Original paint is generally accepted to be a plus, and this paint looks good.
It's been on there for ~75 years, seems a shame to blast it away.


----------



## abqpropguy (Oct 13, 2013)

alw said:


> Probably not _wise _to paint it: a new paint job is not inexpensive, and won't look as good as the original after it's cleaned up, IMO.
> Original paint is generally accepted to be a plus, and this paint looks good.
> It's been on there for ~75 years, seems a shame to blast it away.

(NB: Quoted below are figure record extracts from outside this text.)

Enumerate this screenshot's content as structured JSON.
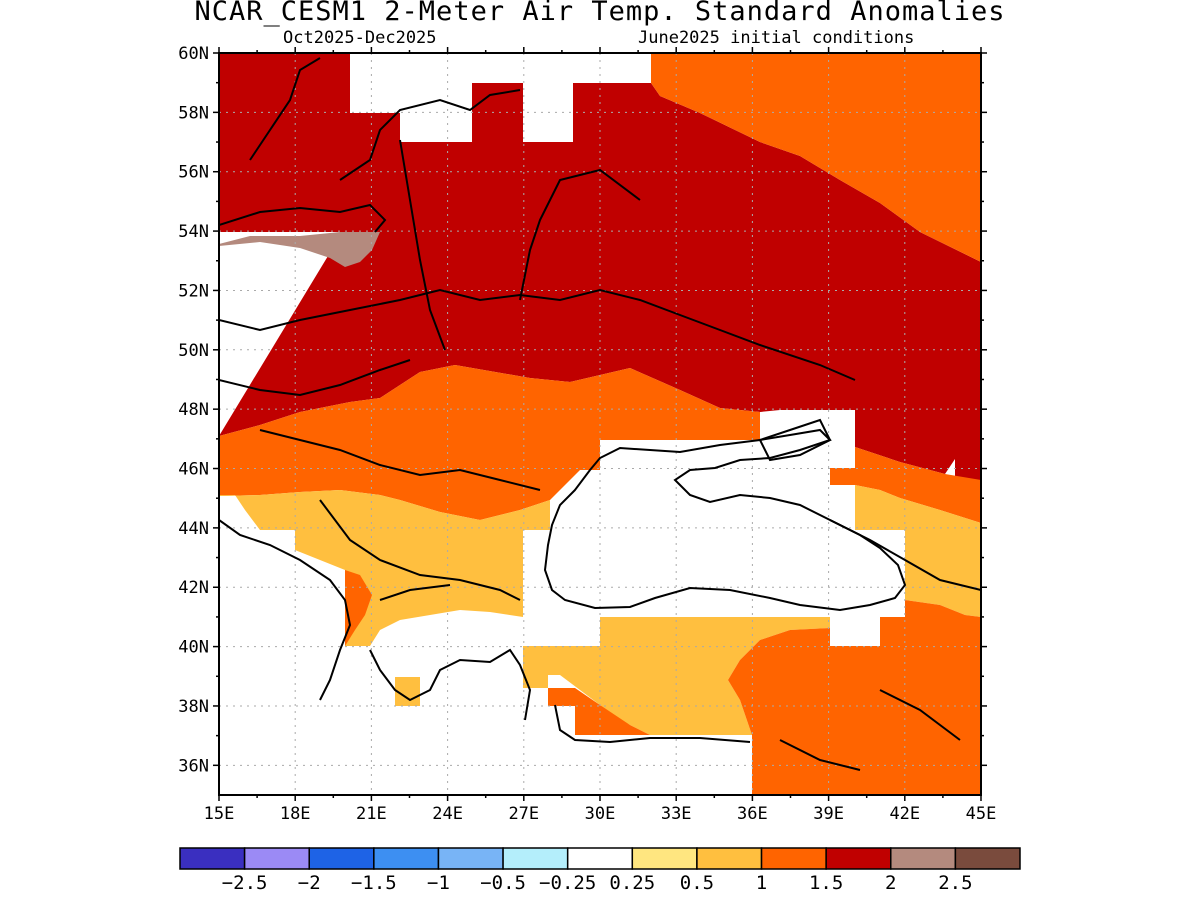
{
  "header": {
    "title": "NCAR_CESM1 2-Meter Air Temp. Standard Anomalies",
    "period": "Oct2025-Dec2025",
    "init": "June2025 initial conditions"
  },
  "map": {
    "lon_range": [
      15,
      45
    ],
    "lat_range": [
      35,
      60
    ],
    "lat_labels": [
      "60N",
      "58N",
      "56N",
      "54N",
      "52N",
      "50N",
      "48N",
      "46N",
      "44N",
      "42N",
      "40N",
      "38N",
      "36N"
    ],
    "lon_labels": [
      "15E",
      "18E",
      "21E",
      "24E",
      "27E",
      "30E",
      "33E",
      "36E",
      "39E",
      "42E",
      "45E"
    ],
    "grid": true
  },
  "colorbar": {
    "colors": [
      "#3a2fc0",
      "#9b8af5",
      "#1e63e6",
      "#3d8ff2",
      "#78b4f6",
      "#b4eefb",
      "#ffffff",
      "#ffe680",
      "#ffbf3f",
      "#ff6400",
      "#c00000",
      "#b48a7e",
      "#7a4b3d"
    ],
    "labels": [
      "-2.5",
      "-2",
      "-1.5",
      "-1",
      "-0.5",
      "-0.25",
      "0.25",
      "0.5",
      "1",
      "1.5",
      "2",
      "2.5"
    ]
  }
}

I agree....she is going to have to love it!!!


----------



## rustjunkie (Oct 13, 2013)

Really a beautiful bike, nice paint, good plating, will ride very nicely after an overhaul.
Nice find


----------



## Gary Mc (Oct 13, 2013)

This bike is great as is.  I'd take that tank off til you can find a correct tank with correct color original paint and just polish/shine everything else up and go through all the bearings, lube them up, and be ready to ride.  I agree with Joel, that license topper is awesome especially on that GoodYear bike.  Head badge is pretty special too.  Great find!!!!!!


----------



## rustjunkie (Oct 13, 2013)

The bike may not have come with a tank when new anyway.


----------



## abqpropguy (Oct 18, 2013)

I did a little cleaning today and these numbers became visible....any idea what they mean?


----------



## Freqman1 (Oct 18, 2013)

Its a Colson bike made for Goodyear which is what the "GY" indicates. '39 looks about right and I agree this bike may have never had a tank. I'm with the others--service it and go. If she really hates it see what the girlfriend thinks! V/r Shawn


----------



## Boris (Oct 19, 2013)

If it had a tank, this would be the correct one. They came with or without horns.
http://thecabe.com/vbulletin/showthread.php?48453-who-knows-FLYER-bicycles


----------



## slick (Oct 19, 2013)

I have a Goodyear boys version of this bike. Mine has the same rear fender ornament. The 3 letters are the owners initials i beleive. Mine only has one initial left on it. Great looking bike. Service it and ride it.


----------



## Adamtinkerer (Oct 19, 2013)

Below the serial is C 9 = March '39.


----------



## abqpropguy (Oct 19, 2013)

Dave Marko said:


> If it had a tank, this would be the correct one. They came with or without horns.
> http://thecabe.com/vbulletin/showthread.php?48453-who-knows-FLYER-bicycles




Thanks for the info!!!


----------



## abqpropguy (Oct 19, 2013)

slick said:


> I have a Goodyear boys version of this bike. Mine has the same rear fender ornament. The 3 letters are the owners initials i beleive. Mine only has one initial left on it. Great looking bike. Service it and ride it.




Thanks!!!


----------



## abqpropguy (Oct 19, 2013)

Adamtinkerer said:


> Below the serial is C 9 = March '39.




Fantastic info! Thanks!!!


----------